Il Corriere del Veneto. Non è una novità, per il Tribunale del Malato, la situazione in cui si trovano i privati accreditati del Veneto che, avendo finito il budget assegnato loro dalla Regione (108,5 milioni di euro per 230 tra poliambulatori, laboratori analisi, centri di fisioterapia, riabilitazione e ossigenoterapia iperbarica) devono contingentare giorno per giorno le prestazioni in convenzione. E una volta esaurito il tetto offrono due opzioni ai pazienti: o pagare gli esami integralmente invece di versare il ticket, oppure accettare di vedersi rimandare l’appuntamento. «E chi ci rimette sono i più poveri — denuncia Giuseppe Cicciù, presidente regionale del Tribunale del Malato — non avendo la possibilità di farsi anche 50 o 60 chilometri per trovare un presidio che eroghi loro la prestazione negata da quello più vicino a casa, o pagano o rinunciano a curarsi».
Un’indagine Censis-Rbm rivela infatti che 749.437 veneti, il 15% della popolazione, rinuncia a curarsi. Oltre il 50% per motivi economici, ovvero: la somma tra il ticket di base (36,15 euro) e quello sulla specialistica (10 euro, ridotto a 5 per i redditi inferiori a 29mila euro), ma anche il problema evidenziato. «Problema che si ripete ogni anno — spiega Cicciù — ed è dovuto al fatto che la Regione dedichi al budget dei convenzionati solo il 12% del fondo sanitario, che ammonta a quasi 9 miliardi di euro. Altre Regioni arrivano al 30% o anche al 40%, ma non per favorire il privato (come denuncia l’opposizione a Palazzo Ferro Fini, ndr ), bensì per agevolare i cittadini. Le strutture accreditate coprono infatti zone, soprattutto periferiche, dove il pubblico non arriva. Una funzione strategica anche per un’altra ragione: i maggiori fruitori degli accertamenti diagnostici sono gli over 65enni, che nel Veneto toccano quota 1.122.005 su un totale di 4,9 milioni di residenti, e non sempre sono in grado di muoversi». E così nascono i pellegrinaggi verso il poliambulatorio più vicino: il Tribunale del Malato da quest’estate sta ricevendo decine di lamentele da parte dell’utenza.

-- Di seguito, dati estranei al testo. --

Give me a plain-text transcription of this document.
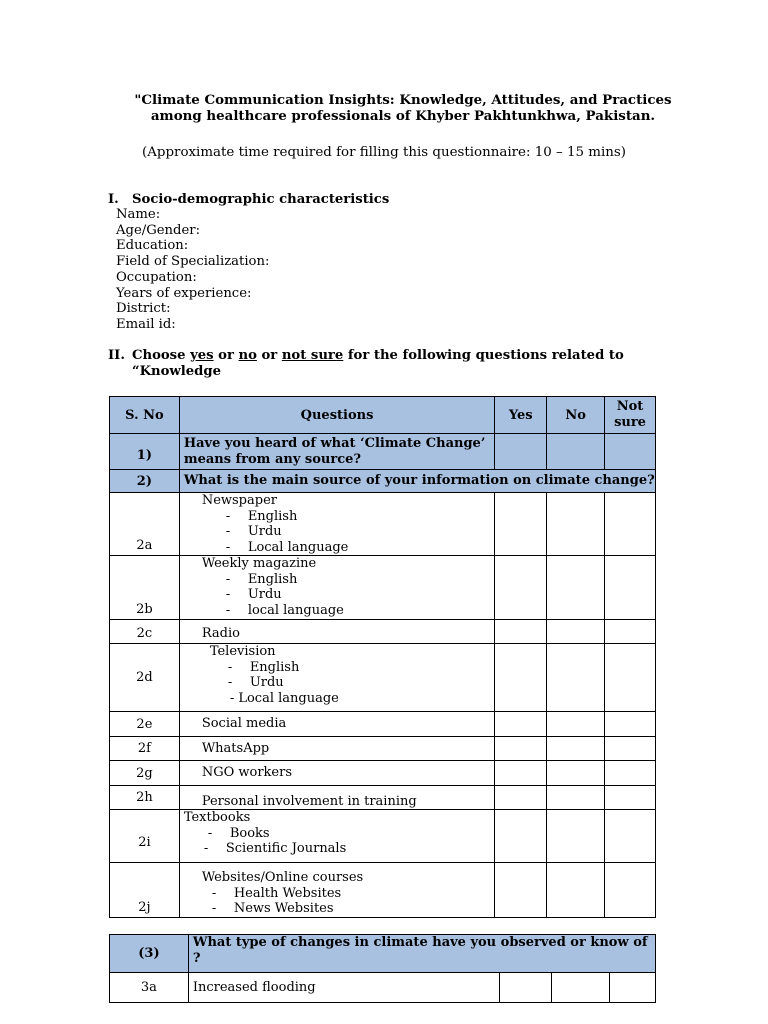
"Climate Communication Insights: Knowledge, Attitudes, and Practices
among healthcare professionals of Khyber Pakhtunkhwa, Pakistan.
(Approximate time required for filling this questionnaire: 10 – 15 mins)
I. Socio-demographic characteristics
Name:
Age/Gender:
Education:
Field of Specialization:
Occupation:
Years of experience:
District:
Email id:
II. Choose yes or no or not sure for the following questions related to
“Knowledge
S. No	Questions	Yes	No	Not
sure

1)	Have you heard of what ‘Climate Change’
means from any source?			

2)	What is the main source of your information on climate change?			
2a	Newspaper
- English
- Urdu
- Local language			

2b	Weekly magazine
- English
- Urdu
- local language			

2c	Radio			
2d	Television
- English
- Urdu
- Local language			

2e	Social media			
2f	WhatsApp			
2g	NGO workers			
2h	Personal involvement in training			
2i	Textbooks
- Books
- Scientific Journals			

2j	Websites/Online courses
- Health Websites
- News Websites			

(3)	What type of changes in climate have you observed or know of ?			
3a	Increased flooding			
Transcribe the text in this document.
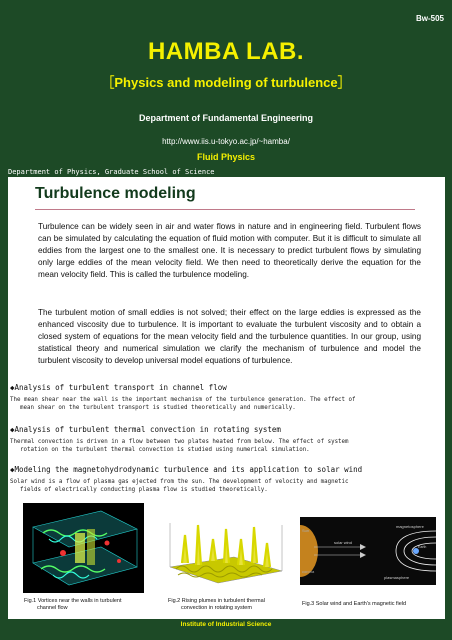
Bw-505
HAMBA LAB.
［Physics and modeling of turbulence］
Department of Fundamental Engineering
http://www.iis.u-tokyo.ac.jp/~hamba/
Fluid Physics
Department of Physics, Graduate School of Science
Turbulence modeling
Turbulence can be widely seen in air and water flows in nature and in engineering field. Turbulent flows can be simulated by calculating the equation of fluid motion with computer. But it is difficult to simulate all eddies from the largest one to the smallest one. It is necessary to predict turbulent flows by simulating only large eddies of the mean velocity field. We then need to theoretically derive the equation for the mean velocity field. This is called the turbulence modeling.
The turbulent motion of small eddies is not solved; their effect on the large eddies is expressed as the enhanced viscosity due to turbulence. It is important to evaluate the turbulent viscosity and to obtain a closed system of equations for the mean velocity field and the turbulence quantities. In our group, using statistical theory and numerical simulation we clarify the mechanism of turbulence and model the turbulent viscosity to develop universal model equations of turbulence.
◆Analysis of turbulent transport in channel flow
The mean shear near the wall is the important mechanism of the turbulence generation. The effect of
mean shear on the turbulent transport is studied theoretically and numerically.
◆Analysis of turbulent thermal convection in rotating system
Thermal convection is driven in a flow between two plates heated from below. The effect of system
rotation on the turbulent thermal convection is studied using numerical simulation.
◆Modeling the magnetohydrodynamic turbulence and its application to solar wind
Solar wind is a flow of plasma gas ejected from the sun. The development of velocity and magnetic
fields of electrically conducting plasma flow is studied theoretically.
Fig.1 Vortices near the walls in turbulent
channel flow
Fig.2 Rising plumes in turbulent thermal
convection in rotating system
Sun
corona
solar wind
magnetosphere
Earth
plasmasphere
Fig.3 Solar wind and Earth's magnetic field
Institute of Industrial Science
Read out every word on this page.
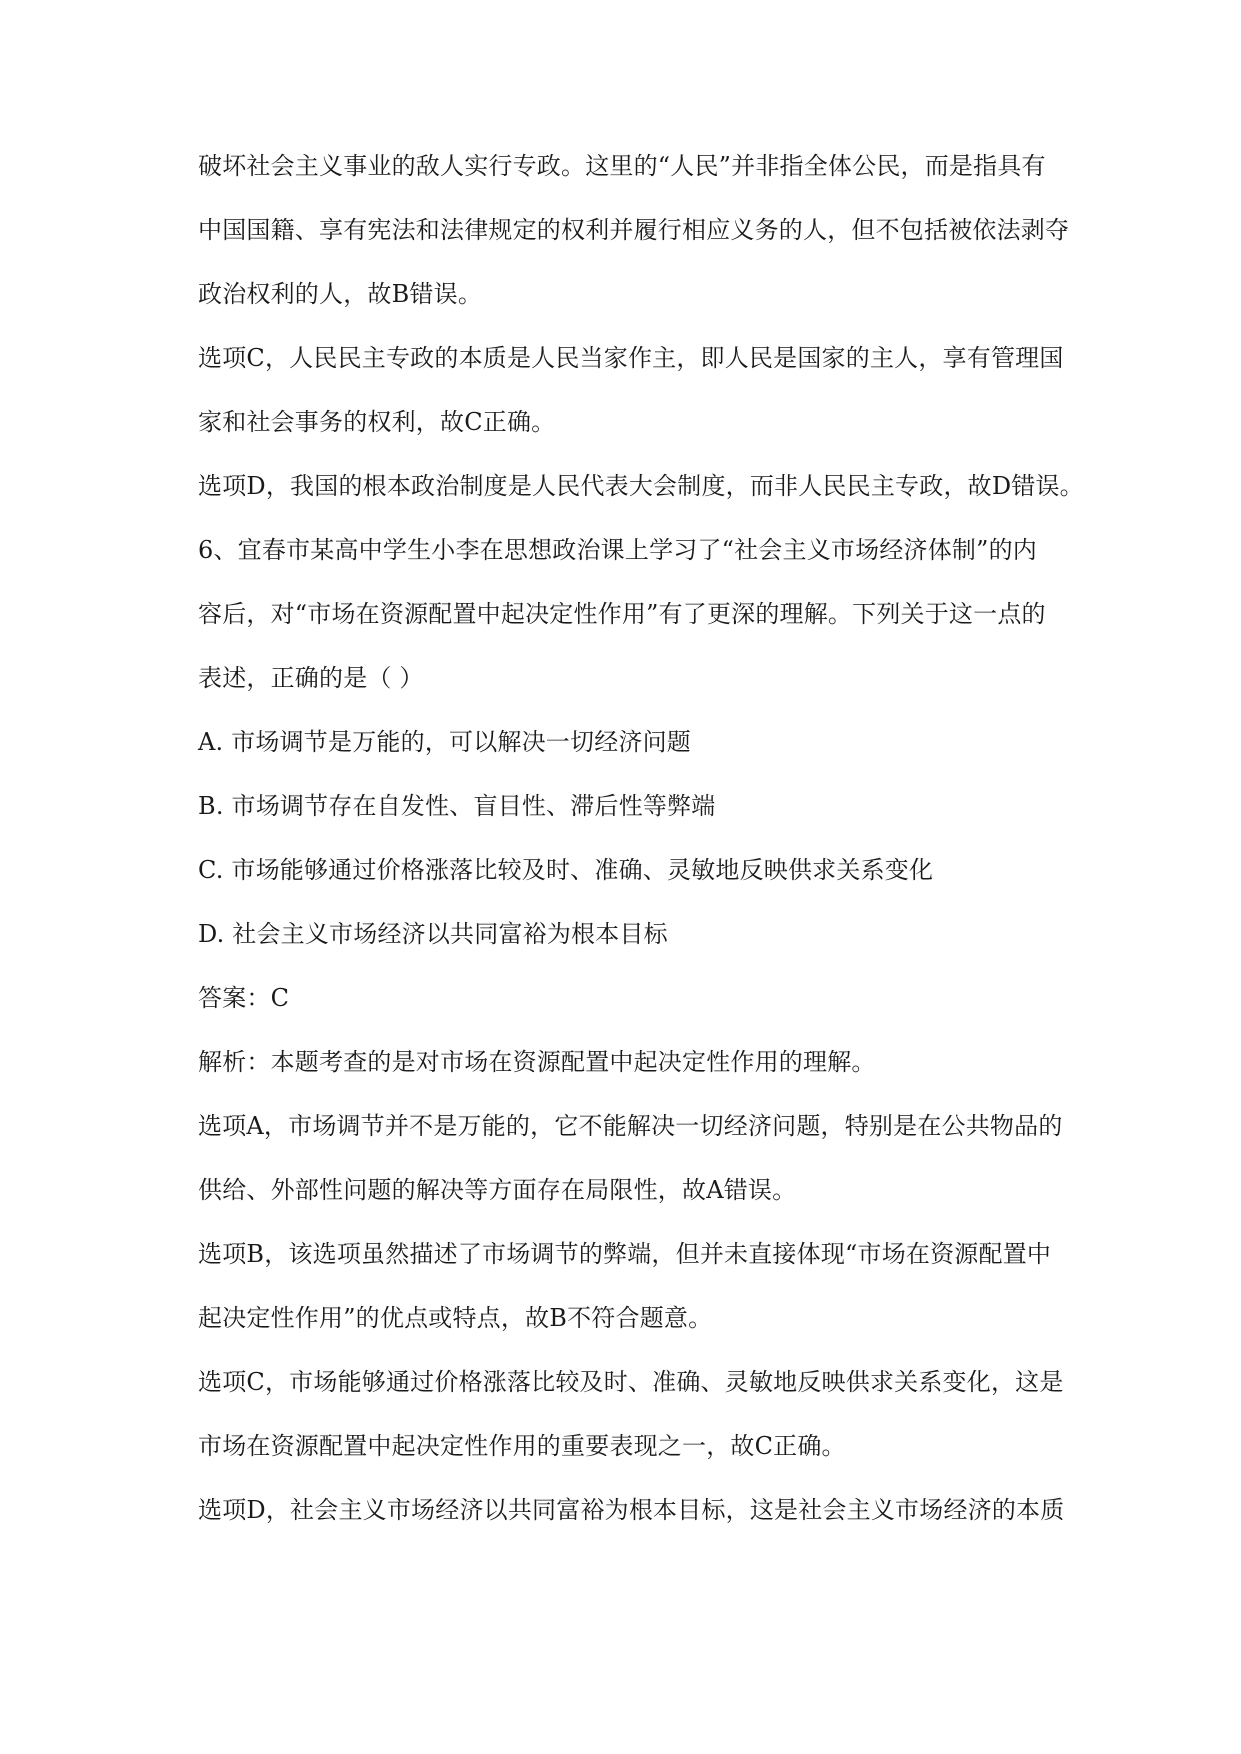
破坏社会主义事业的敌人实行专政。这里的“人民”并非指全体公民，而是指具有
中国国籍、享有宪法和法律规定的权利并履行相应义务的人，但不包括被依法剥夺
政治权利的人，故B错误。
选项C，人民民主专政的本质是人民当家作主，即人民是国家的主人，享有管理国
家和社会事务的权利，故C正确。
选项D，我国的根本政治制度是人民代表大会制度，而非人民民主专政，故D错误。
6、宜春市某高中学生小李在思想政治课上学习了“社会主义市场经济体制”的内
容后，对“市场在资源配置中起决定性作用”有了更深的理解。下列关于这一点的
表述，正确的是（ ）
A. 市场调节是万能的，可以解决一切经济问题
B. 市场调节存在自发性、盲目性、滞后性等弊端
C. 市场能够通过价格涨落比较及时、准确、灵敏地反映供求关系变化
D. 社会主义市场经济以共同富裕为根本目标
答案：C
解析：本题考查的是对市场在资源配置中起决定性作用的理解。
选项A，市场调节并不是万能的，它不能解决一切经济问题，特别是在公共物品的
供给、外部性问题的解决等方面存在局限性，故A错误。
选项B，该选项虽然描述了市场调节的弊端，但并未直接体现“市场在资源配置中
起决定性作用”的优点或特点，故B不符合题意。
选项C，市场能够通过价格涨落比较及时、准确、灵敏地反映供求关系变化，这是
市场在资源配置中起决定性作用的重要表现之一，故C正确。
选项D，社会主义市场经济以共同富裕为根本目标，这是社会主义市场经济的本质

«Ci sono privati accreditati che hanno finito il budget ad agosto e da allora fanno pagare le prestazioni per intero — conclude il presidente regionale dell’associazione —. Noi lo abbiamo detto ai direttori generali, invano».
I privati accreditati garantiscono circa 15 milioni di prestazioni specialistiche ambulatoriali su un totale di 70 milioni. La Regione ha avviato un monitoraggio su tale attività. «Il controllo delle prestazioni e relativi erogatori ci fornirà l’esatto quadro della situazione — conferma l’assessore a Sanità e Sociale, Manuela Lanzarin —. Quando disporremo di tutti i dati e potremo appurare se i parametri imposti siano stati rispettati, valuteremo il da farsi. Nel frattempo, una ventina di giorni fa, abbiamo approvato una delibera che assegna un extra budget per la diagnostica e la specialistica alle strutture accreditate e in difficoltà segnalate dalle Usl, per evitare l’allungamento delle liste d’attesa. Il cui smaltimento è già ostacolato dalla carenza di medici».
Il contributo non riguarda i laboratori, cui sono affidati gli esami del sangue, ma va ricordato che esiste per le Regioni un limite di legge molto rigido: devono assegnare ai privati accreditati un budget non superiore a quello erogato nel 2011, meno un 2%. «Proprio questo tetto di spesa è al centro di un dibattito tra Regioni e governo, nell’ambito della stesura del nuovo Patto per la Salute — rivela l’assessore Lanzarin —. Ne stiamo discutendo, per vedere di trovare una soluzione adeguata e condivisa».
Molte speranze sono riposte nei due miliardi in più al Fondo sanitario nazionale 2020 (rispetto ai 111,2 miliardi del 2019) annunciati dal ministro della Salute, Roberto Speranza. Che però vorrebbe usarne buona parte per eliminare il superticket di 10 euro sulla specialistica, che ad ogni ricetta si aggiunge al ticket di base di 36,15 euro.